The Internet Archive
The Internet Archive is a non-profit library of free books, movies, software, and music, much of which is available via BitTorrent. Not only will you find plenty of free and legal content, you’ll also help upload it to other users and keep the content alive. There are over 2 million different files, sites, films, and more ready for torrenting through this site. Any torrent client will work.
Public Domain Torrents
If you’re a fan of old movies, Public Domain Torrents has you covered. The site lists nearly 1,000 movies that have reached the end of their copyright and are available via BitTorrent.
Legit Torrents helps you find a large variety of software, games, and movies that are freely available.
You might know Vuze the BitTorrent client, but it also offers a legal file sharing service. It focuses on videos and movies categorized by genre.
Vodo is a site started in 2009 dedicated to indie films and movies in the public domain. Most of the content is free to download via torrent.
If you love live music recordings, bt.etree.org is the place for you. It has tons of free-to-download live recordings from all types of musicians, but is particularly big on jam bands like the Grateful Dead and Phish.
Academic Torrents is a repository for large academic data sets that can be downloaded via BitTorrent. It’s sponsored by a range of top universities and scholarly institutions.
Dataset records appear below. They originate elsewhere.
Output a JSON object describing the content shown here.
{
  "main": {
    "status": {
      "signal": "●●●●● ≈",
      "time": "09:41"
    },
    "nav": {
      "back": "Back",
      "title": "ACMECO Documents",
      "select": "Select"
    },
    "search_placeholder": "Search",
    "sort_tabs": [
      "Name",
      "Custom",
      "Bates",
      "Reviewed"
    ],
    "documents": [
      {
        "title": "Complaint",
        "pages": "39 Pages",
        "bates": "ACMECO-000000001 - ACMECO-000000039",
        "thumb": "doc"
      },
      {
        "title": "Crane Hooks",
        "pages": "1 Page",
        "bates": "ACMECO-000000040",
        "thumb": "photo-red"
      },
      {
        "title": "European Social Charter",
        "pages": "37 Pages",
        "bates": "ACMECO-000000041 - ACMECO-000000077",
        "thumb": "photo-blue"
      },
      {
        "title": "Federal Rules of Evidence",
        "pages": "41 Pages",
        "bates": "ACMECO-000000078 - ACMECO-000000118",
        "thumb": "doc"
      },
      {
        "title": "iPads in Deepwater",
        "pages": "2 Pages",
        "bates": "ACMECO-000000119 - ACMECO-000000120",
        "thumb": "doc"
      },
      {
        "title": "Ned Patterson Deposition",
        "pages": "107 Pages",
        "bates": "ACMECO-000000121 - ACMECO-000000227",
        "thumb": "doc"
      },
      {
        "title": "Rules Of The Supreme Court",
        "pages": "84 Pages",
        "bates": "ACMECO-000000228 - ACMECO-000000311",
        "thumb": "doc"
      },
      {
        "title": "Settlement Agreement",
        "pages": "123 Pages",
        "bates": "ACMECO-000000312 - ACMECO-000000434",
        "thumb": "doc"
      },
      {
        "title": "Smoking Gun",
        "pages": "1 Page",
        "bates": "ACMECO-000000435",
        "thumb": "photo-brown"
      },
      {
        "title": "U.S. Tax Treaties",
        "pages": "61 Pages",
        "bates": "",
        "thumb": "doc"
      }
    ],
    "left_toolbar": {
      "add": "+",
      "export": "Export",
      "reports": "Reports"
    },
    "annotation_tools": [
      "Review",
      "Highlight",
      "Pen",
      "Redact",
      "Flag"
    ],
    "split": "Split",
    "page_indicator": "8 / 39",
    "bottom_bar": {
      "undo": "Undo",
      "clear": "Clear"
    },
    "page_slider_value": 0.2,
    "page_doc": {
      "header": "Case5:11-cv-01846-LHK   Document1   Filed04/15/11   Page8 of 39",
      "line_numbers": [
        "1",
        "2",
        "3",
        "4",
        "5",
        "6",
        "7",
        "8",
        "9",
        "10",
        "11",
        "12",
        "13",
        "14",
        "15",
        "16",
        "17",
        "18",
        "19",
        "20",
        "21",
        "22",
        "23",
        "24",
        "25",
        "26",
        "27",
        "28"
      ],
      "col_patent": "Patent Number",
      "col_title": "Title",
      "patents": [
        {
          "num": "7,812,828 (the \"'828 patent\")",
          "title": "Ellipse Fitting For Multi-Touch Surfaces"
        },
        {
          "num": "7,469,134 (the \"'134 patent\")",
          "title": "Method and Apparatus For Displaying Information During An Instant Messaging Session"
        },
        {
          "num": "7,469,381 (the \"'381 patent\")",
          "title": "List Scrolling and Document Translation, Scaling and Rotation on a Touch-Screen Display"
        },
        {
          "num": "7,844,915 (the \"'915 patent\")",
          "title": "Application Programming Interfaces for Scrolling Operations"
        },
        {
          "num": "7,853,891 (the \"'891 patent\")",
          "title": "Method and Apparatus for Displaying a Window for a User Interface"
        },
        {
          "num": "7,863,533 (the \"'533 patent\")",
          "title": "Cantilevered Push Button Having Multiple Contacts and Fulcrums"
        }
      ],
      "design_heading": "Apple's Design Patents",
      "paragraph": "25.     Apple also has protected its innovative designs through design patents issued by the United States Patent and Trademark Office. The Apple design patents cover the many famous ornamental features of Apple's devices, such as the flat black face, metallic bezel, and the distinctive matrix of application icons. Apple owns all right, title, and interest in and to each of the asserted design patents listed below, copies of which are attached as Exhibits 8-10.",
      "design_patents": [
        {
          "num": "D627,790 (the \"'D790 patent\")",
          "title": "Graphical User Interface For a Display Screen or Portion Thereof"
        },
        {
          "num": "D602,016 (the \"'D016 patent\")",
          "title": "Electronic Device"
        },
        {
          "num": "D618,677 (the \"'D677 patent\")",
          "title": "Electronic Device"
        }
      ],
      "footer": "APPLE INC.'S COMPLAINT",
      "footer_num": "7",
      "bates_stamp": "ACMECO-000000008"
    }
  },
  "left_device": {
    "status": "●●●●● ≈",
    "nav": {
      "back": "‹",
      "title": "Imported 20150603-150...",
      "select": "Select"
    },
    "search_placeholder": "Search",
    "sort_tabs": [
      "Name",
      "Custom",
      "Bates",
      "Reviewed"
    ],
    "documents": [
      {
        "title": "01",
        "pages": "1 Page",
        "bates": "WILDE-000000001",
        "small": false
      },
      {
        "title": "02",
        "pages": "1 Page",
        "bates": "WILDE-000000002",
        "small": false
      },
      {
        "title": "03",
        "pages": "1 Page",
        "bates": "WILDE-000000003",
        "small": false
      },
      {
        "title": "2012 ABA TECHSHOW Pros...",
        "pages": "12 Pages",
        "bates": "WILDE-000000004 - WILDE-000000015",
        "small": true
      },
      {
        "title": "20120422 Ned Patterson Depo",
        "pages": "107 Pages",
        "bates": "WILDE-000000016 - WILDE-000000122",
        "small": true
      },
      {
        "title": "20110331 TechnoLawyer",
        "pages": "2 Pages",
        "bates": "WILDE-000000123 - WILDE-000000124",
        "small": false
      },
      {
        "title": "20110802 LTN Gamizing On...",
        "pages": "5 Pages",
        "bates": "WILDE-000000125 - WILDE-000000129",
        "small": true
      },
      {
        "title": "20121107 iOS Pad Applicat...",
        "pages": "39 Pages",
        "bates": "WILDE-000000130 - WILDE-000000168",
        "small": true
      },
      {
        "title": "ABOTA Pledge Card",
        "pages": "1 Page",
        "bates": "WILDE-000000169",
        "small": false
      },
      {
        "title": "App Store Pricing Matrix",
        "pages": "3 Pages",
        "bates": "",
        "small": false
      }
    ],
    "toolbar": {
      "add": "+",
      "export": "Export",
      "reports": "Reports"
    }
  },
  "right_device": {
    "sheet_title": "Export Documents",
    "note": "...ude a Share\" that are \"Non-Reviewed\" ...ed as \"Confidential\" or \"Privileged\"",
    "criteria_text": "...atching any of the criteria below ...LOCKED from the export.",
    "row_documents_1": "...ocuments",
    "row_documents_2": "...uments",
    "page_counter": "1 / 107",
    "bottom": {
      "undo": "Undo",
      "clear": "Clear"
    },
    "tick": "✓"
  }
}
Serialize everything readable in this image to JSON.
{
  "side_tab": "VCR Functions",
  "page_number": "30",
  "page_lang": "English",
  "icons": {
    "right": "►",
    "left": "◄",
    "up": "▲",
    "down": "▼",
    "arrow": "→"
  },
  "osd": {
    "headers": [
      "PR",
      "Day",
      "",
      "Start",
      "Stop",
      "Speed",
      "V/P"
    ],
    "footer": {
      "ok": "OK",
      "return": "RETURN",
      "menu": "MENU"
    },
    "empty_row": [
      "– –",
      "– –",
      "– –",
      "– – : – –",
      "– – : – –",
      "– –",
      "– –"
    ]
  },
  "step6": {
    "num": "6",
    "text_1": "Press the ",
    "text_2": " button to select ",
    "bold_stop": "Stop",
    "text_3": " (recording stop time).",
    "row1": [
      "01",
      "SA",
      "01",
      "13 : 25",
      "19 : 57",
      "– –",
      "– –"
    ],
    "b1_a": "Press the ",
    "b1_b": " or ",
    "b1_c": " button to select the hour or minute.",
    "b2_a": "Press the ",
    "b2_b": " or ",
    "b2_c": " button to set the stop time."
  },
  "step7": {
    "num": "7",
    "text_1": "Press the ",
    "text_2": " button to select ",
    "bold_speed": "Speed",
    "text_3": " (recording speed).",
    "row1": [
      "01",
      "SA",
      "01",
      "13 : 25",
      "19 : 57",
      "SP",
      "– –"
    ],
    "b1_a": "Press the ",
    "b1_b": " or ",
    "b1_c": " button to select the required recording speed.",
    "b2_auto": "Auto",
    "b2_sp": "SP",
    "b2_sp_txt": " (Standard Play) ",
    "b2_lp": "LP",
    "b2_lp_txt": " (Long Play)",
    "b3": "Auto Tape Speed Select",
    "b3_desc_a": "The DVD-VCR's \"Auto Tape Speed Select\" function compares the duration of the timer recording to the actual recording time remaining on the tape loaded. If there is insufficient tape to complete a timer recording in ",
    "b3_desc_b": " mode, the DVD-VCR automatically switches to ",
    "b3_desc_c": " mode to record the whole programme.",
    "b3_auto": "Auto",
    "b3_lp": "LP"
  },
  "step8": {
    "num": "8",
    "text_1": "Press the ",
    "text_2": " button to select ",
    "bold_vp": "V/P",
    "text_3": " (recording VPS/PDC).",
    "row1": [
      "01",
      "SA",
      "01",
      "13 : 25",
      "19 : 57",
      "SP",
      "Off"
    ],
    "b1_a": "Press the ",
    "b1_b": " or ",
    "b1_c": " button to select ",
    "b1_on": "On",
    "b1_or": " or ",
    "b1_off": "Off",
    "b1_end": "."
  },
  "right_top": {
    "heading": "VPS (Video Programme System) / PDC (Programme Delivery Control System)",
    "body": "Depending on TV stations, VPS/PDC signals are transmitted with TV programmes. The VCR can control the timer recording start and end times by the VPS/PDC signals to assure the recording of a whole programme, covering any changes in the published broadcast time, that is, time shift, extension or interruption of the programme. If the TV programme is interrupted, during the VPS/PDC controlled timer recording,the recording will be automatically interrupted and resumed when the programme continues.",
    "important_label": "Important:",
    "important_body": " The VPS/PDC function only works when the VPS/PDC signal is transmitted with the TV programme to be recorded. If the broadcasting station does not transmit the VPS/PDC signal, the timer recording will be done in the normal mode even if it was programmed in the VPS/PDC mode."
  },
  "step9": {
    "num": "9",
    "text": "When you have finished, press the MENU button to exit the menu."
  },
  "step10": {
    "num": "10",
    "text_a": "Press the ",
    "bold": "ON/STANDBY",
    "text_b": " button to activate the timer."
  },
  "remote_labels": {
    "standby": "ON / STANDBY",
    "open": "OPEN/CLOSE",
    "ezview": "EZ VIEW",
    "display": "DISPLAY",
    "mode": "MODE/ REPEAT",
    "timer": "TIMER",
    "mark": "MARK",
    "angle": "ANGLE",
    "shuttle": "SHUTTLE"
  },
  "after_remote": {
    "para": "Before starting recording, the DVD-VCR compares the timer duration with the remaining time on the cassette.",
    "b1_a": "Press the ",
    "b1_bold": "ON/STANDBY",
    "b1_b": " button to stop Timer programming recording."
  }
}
Fans of free and open source software will find a lot to love on Linux Tracker. You’ll find tons of free software, from entire operating systems to photo editing suites.
Torrent sites to avoid
The sites listed below skew heavily toward pirated content. Although it is possible to find files that aren’t infringing on copyrights, we recommend avoiding these torrent trackers in order to stay on the right side of the law.
- The Pirate Bay
- Kickass Torrents
This list is not comprehensive and there are certainly several more torrent sites hanging around. As a general rule, if it seems too good to be true, it probably is.
What is the difference between normal downloading and torrenting?
Normal downloading and torrenting are two popular ways to get files from the internet, but they work quite differently. With normal downloading, you grab a file directly from a server using your web browser or a download manager. It’s simple and doesn’t need extra software, but your download could fail or become corrupted if your internet cuts out. Also, you can’t pause or resume downloads.
Torrenting, on the other hand, is about sharing pieces of a file across a network of users. This peer-to-peer approach means you’re not only downloading but also helping others by uploading parts of the file.